Do you really want a piano?
As strange as that may sound, many people buy a piano for its look and forget that a piano is a musical instrument. Many pianos are fine furniture, some with investment potential. It is however, first and foremost an instrument for the making of beautiful music.
How to get your money's worth in your piano purchase.
Choosing the right piano at the right price can be very difficult. Ask yourself these questions:
- How much are you willing to spend?
A good quality piano whether new or used is an expensive purchase. Determine your limit before you start looking as the differences in the prices are overwhelming.
- What size is right for you?
Pianos come in two basic shapes. Verticals (uprights) and horizontal (grand's). Grand pianos which include "Baby Grand's" take up more space and usually cost more. The larger the piano, the better it will sound. Many large vertical pianos have better sound quality than small grands. Buy the largest possible piano for the space and budget.
- Who will be using the piano?
The more proficient the player the more the quality of the piano is an issue. Someone who plays occasionally might be happy with a lesser instrument. Whereas a student will need at minimum, a piano that is completely functional, capable of being tuned at A-440 standard pitch, and must be able to hold that tuning for a period of time. An instrument that falls short of the expectations of the musician will not promote a willingness to practice and will result in a poor musical education. It is more fun to practice on a good instrument than a bad one.
- What brand is best?
The answer will be extremely subjective as there are many subtle differences. The buyer must keep in mind their budget and needs when choosing brands. Do not let dealers talk down a certain brand just because they do not carry it in their store. When looking for used pianos especially older ones, there are literally hundreds of different pianos brands that may be available. Mainly the condition of the piano should out-weigh the name brand in your decision A piano that once was great may need much work to bring it back to its original glory. Reconditioning is a solution to returning that once great piano to it's original vibrancy and value. Make sure if your buying a restored instrument from a rebuilder to get a warranty or guarantee on the piano.
- Where to buy?
Dealers usually carry different brands in different price ranges. They also have used pianos they have taken on trade. When shopping for new, look for quality and price not necessarily only by brand. Choose a dealer who is knowledgeable and has a good reputation.
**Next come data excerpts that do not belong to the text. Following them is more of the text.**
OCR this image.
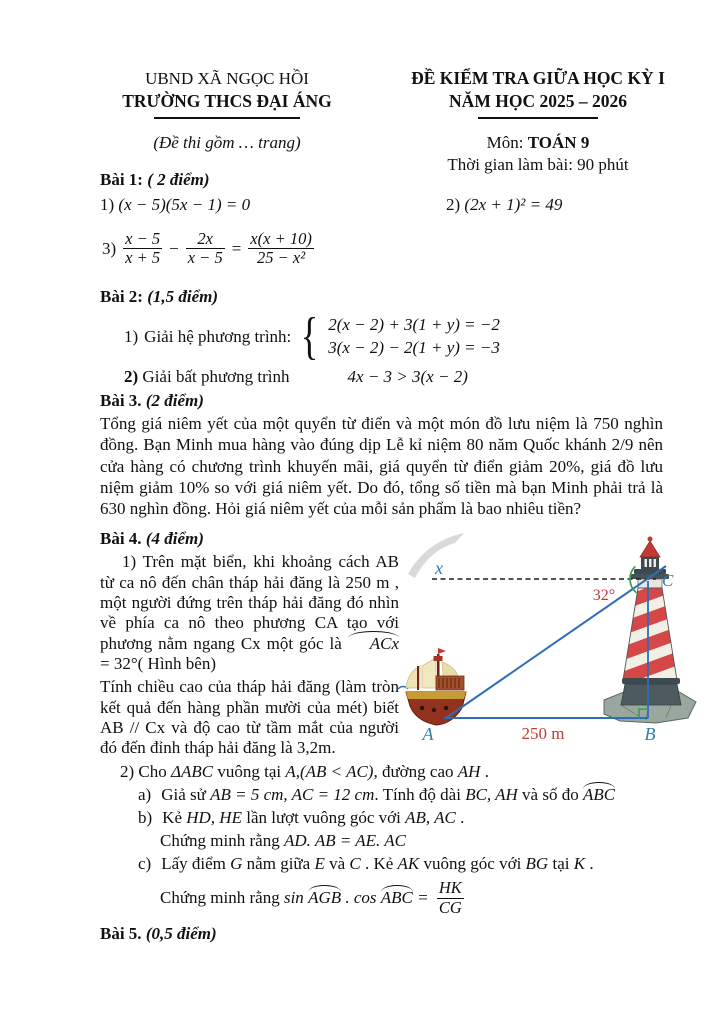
UBND XÃ NGỌC HỒI
TRƯỜNG THCS ĐẠI ÁNG
(Đề thi gồm … trang)
ĐỀ KIỂM TRA GIỮA HỌC KỲ I
NĂM HỌC 2025 – 2026
Môn: TOÁN 9
Thời gian làm bài: 90 phút
Bài 1: ( 2 điểm)
1) (x − 5)(5x − 1) = 0	2) (2x + 1)² = 49
$3) \frac{x - 5}{x + 5} - \frac{2x}{x - 5} = \frac{x(x + 10)}{\text{25 − x²}}$
Bài 2: (1,5 điểm)
1) Giải hệ phương trình: { 2(x − 2) + 3(1 + y) = −2
3(x − 2) − 2(1 + y) = −3
2) Giải bất phương trình	4x − 3 > 3(x − 2)
Bài 3. (2 điểm)
Tổng giá niêm yết của một quyển từ điển và một món đồ lưu niệm là 750 nghìn đồng. Bạn Minh mua hàng vào đúng dịp Lễ kỉ niệm 80 năm Quốc khánh 2/9 nên cửa hàng có chương trình khuyến mãi, giá quyển từ điển giảm 20%, giá đồ lưu niệm giảm 10% so với giá niêm yết. Do đó, tổng số tiền mà bạn Minh phải trả là 630 nghìn đồng. Hỏi giá niêm yết của mỗi sản phẩm là bao nhiêu tiền?
Bài 4. (4 điểm)
1) Trên mặt biển, khi khoảng cách AB từ ca nô đến chân tháp hải đăng là 250 m , một người đứng trên tháp hải đăng đó nhìn về phía ca nô theo phương CA tạo với phương nằm ngang Cx một góc là ACx = 32°( Hình bên)
Tính chiều cao của tháp hải đăng (làm tròn kết quả đến hàng phần mười của mét) biết AB // Cx và độ cao từ tầm mắt của người đó đến đỉnh tháp hải đăng là 3,2m.
2) Cho ΔABC vuông tại A,(AB < AC), đường cao AH .
a) Giả sử AB = 5 cm, AC = 12 cm. Tính độ dài BC, AH và số đo ABC
b) Kẻ HD, HE lần lượt vuông góc với AB, AC .
Chứng minh rằng AD. AB = AE. AC
c) Lấy điểm G nằm giữa E và C . Kẻ AK vuông góc với BG tại K .
Chứng minh rằng sin AGB . cos ABC = $\frac{HK}{CG}$
Bài 5. (0,5 điểm)
x
C
A	B
32°
250 m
If you are unsure of the dealer or are considering a used piano from a private party then find a technician that can give you a professional evaluation about any of the pianos which you are looking. Money spent on the technicians time will be money saved in the long run especially if the piano has problems you may have missed. You will also need this technician to service the piano on a regular basis and they can determine it's quality and longevity from the very start.
- What to look for in a used piano?
Here are some basic hints when looking at a potential piano for purchase. Play each key to make sure they all sound and play. Make sure the keys do not stick. Listen to how it sounds, is it pleasing to the ear? Be sure the pedals work. How does the case look? Look inside the piano. Are there cracks in the metal plate? If so stay away. A minor crack in the soundboard is not such an issue and rarely affects the tone. Ask about the maintenance history. Play the piano, even if you are a beginner. Do you like the way it looks, feels, and sounds? Remember, this piano will probably be with you and your family for a long time to come.